Я отвлекся от поисков и оглянулся.
Черная бездна сверху, снизу, с любой из четырех сторон света и на каждом из тридцати двух морских румбов. В ней узкими лучами проглядывают косые лучи электрических фонарей. Солдаты расползлись во все стороны, они, как неумелые щенки, ползают чуть ли не на брюхе, отыскивая дверь. У развилки огибающей здание дороги выхода на основную трассу стоит Изалинда. В ее руке фонарик, а на глазах светоусилительные очки. Без фонаря они совершенно бесполезны, так как усиливать нечего. На наших машинах-землеройках вместо фар стоят объемные сканеры, которые «ощупывают» поверхность и создают трехмерное изображение. Затем лучи лазером выделяют основные цвета и компьютер натягивает на полученные объекты текстуры, получая почти реальную картинку.
На солдата такое оборудование не повесишь – много весит, да и лишнее изображение совершенно ни к чему. Мы не в боевой поход идем, в конце концов!

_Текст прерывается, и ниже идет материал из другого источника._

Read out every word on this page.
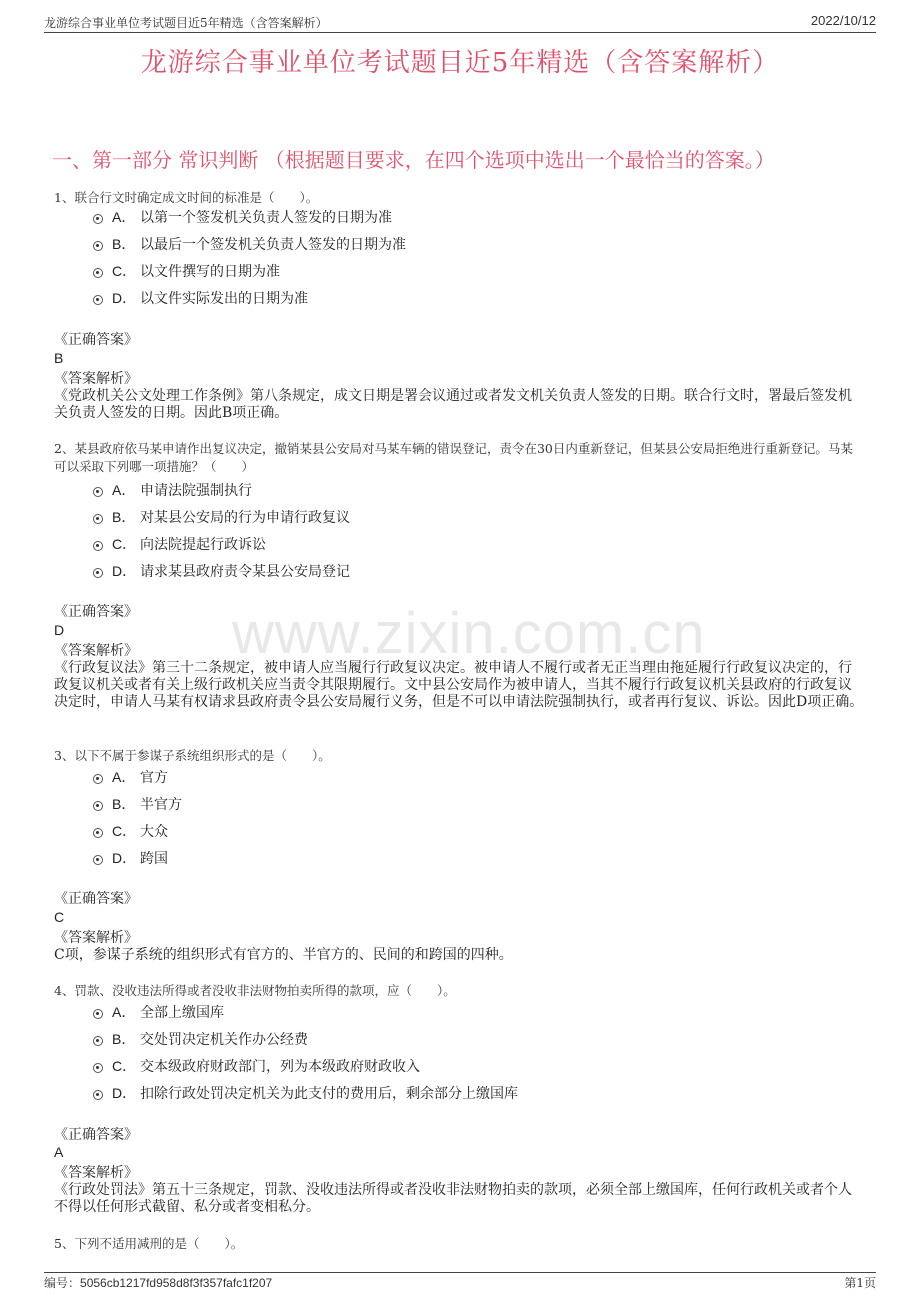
龙游综合事业单位考试题目近5年精选（含答案解析）	2022/10/12
龙游综合事业单位考试题目近5年精选（含答案解析）
一、第一部分 常识判断 （根据题目要求，在四个选项中选出一个最恰当的答案。）
www.zixin.com.cn
1、联合行文时确定成文时间的标准是（　　）。
A． 以第一个签发机关负责人签发的日期为准
B． 以最后一个签发机关负责人签发的日期为准
C． 以文件撰写的日期为准
D． 以文件实际发出的日期为准
《正确答案》
B
《答案解析》
《党政机关公文处理工作条例》第八条规定，成文日期是署会议通过或者发文机关负责人签发的日期。联合行文时，署最后签发机关负责人签发的日期。因此B项正确。
2、某县政府依马某申请作出复议决定，撤销某县公安局对马某车辆的错误登记，责令在30日内重新登记，但某县公安局拒绝进行重新登记。马某可以采取下列哪一项措施？（　　）
A． 申请法院强制执行
B． 对某县公安局的行为申请行政复议
C． 向法院提起行政诉讼
D． 请求某县政府责令某县公安局登记
《正确答案》
D
《答案解析》
《行政复议法》第三十二条规定，被申请人应当履行行政复议决定。被申请人不履行或者无正当理由拖延履行行政复议决定的，行政复议机关或者有关上级行政机关应当责令其限期履行。文中县公安局作为被申请人，当其不履行行政复议机关县政府的行政复议决定时，申请人马某有权请求县政府责令县公安局履行义务，但是不可以申请法院强制执行，或者再行复议、诉讼。因此D项正确。
3、以下不属于参谋子系统组织形式的是（　　）。
A． 官方
B． 半官方
C． 大众
D． 跨国
《正确答案》
C
《答案解析》
C项，参谋子系统的组织形式有官方的、半官方的、民间的和跨国的四种。
4、罚款、没收违法所得或者没收非法财物拍卖所得的款项，应（　　）。
A． 全部上缴国库
B． 交处罚决定机关作办公经费
C． 交本级政府财政部门，列为本级政府财政收入
D． 扣除行政处罚决定机关为此支付的费用后，剩余部分上缴国库
《正确答案》
A
《答案解析》
《行政处罚法》第五十三条规定，罚款、没收违法所得或者没收非法财物拍卖的款项，必须全部上缴国库，任何行政机关或者个人不得以任何形式截留、私分或者变相私分。
5、下列不适用减刑的是（　　）。
编号：5056cb1217fd958d8f3f357fafc1f207	第1页
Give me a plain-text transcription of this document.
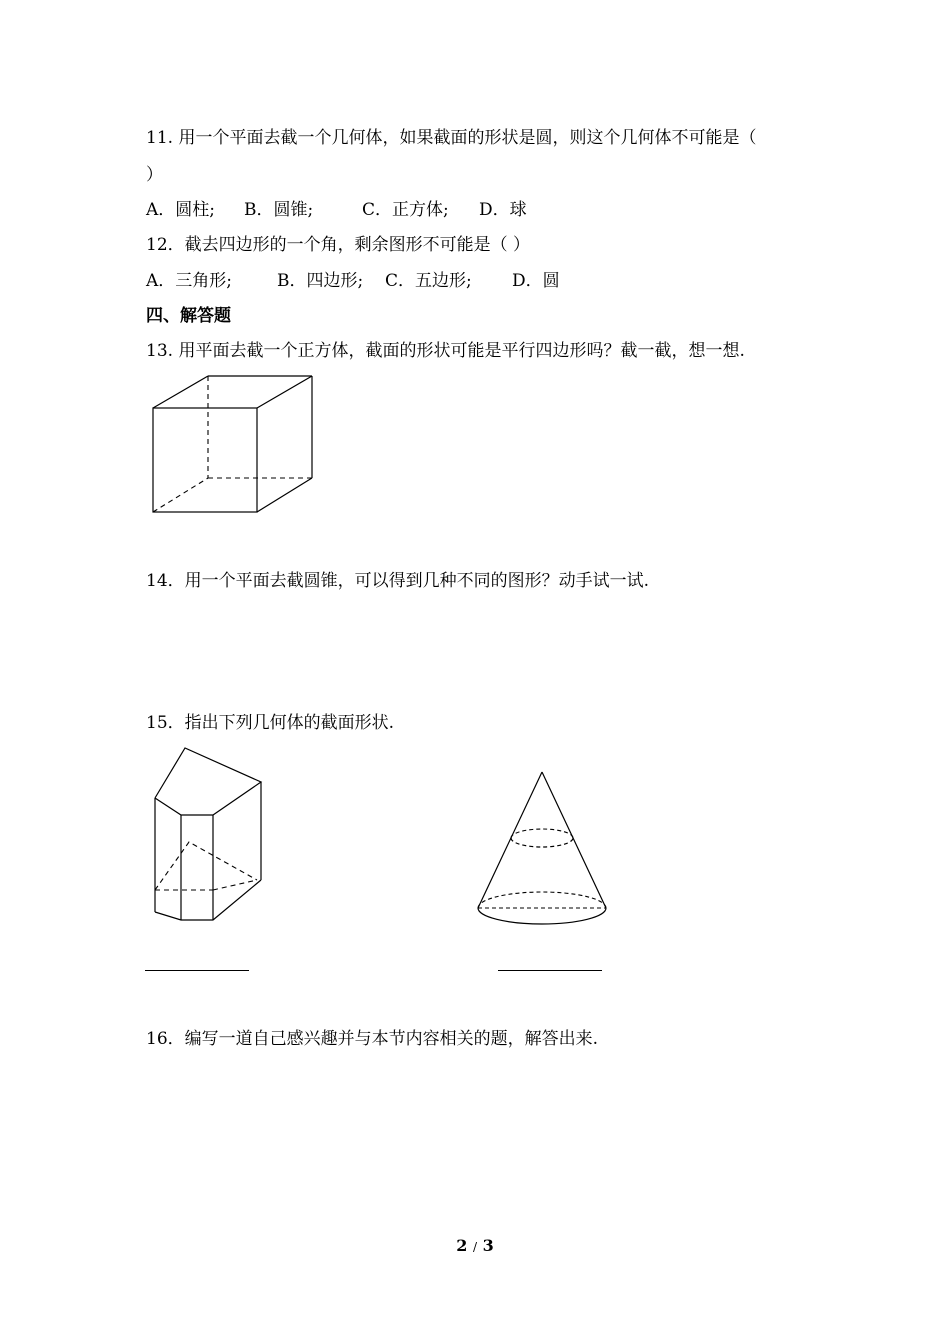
11. 用一个平面去截一个几何体，如果截面的形状是圆，则这个几何体不可能是（
）
A．圆柱; B．圆锥;	C．正方体; D．球
12．截去四边形的一个角，剩余图形不可能是（ ）
A．三角形;	B．四边形; C．五边形; D．圆
四、解答题
13. 用平面去截一个正方体，截面的形状可能是平行四边形吗？截一截，想一想.
14．用一个平面去截圆锥，可以得到几种不同的图形？动手试一试.
15．指出下列几何体的截面形状.
16．编写一道自己感兴趣并与本节内容相关的题，解答出来.
2 / 3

А зрелище, и впрямь, красивое и неповторимое. Я немного отвлекся, задумался. Солдаты за это время успели расползтись еще дальше. Представьте: глубина пещеры. Вокруг нет абсолютно ничего, и вдруг где-то там, вдалеке, вспышка света. За ней следует другая, немногим выше. И еще, еще…
Огни горят, увеличиваются в размерах, приближаются и удаляются, иногда гаснут, но всегда вспыхивают вновь. Волшебная мистерия, колдовство. Ощущаешь себя не полноценным участником, а зрителем, словно ты надел обруч, и оказался в центре фильма о далеких звездах, о контакте человека с иными цивилизациями, о путешествиях и приключениях. Ты все видишь, слышишь, ощущаешь, но до самого последнего момента, до самой «хепи-эндовской» развязки тебя не отпускает чувство нереальности происходящего. Ты не среди звезд, ты в кресле, дома, с обручем на голове. Ты являешься зрителем фильма или участником очередной «реалити-игры» с эффектом полного погружения.
Огоньки и выхваченные из тьмы полоски света словно плывут, преодолевая сопротивление упругой, как вода, среды. И тьма под огнем фонарей кажется чем-то несущественным, далеким. Фонарь и узкий луч света – он «здесь» и «сейчас». Остальное: тьма, далекие землеройки, мир поверхности в километрах и километрах – его нет.
Странно, да? Реальность в нереальности. Все кажется несуществующим, но среди этого несуществующего что-то лучше, чем все остальное.
Ха. Дозадумывался. Скоро можно будет опубликовывать философский труд на тему реального и нереального. Об этом уже писали сотни раз, но повторение не повредит. Каждый историк хоть чуточку, но философ.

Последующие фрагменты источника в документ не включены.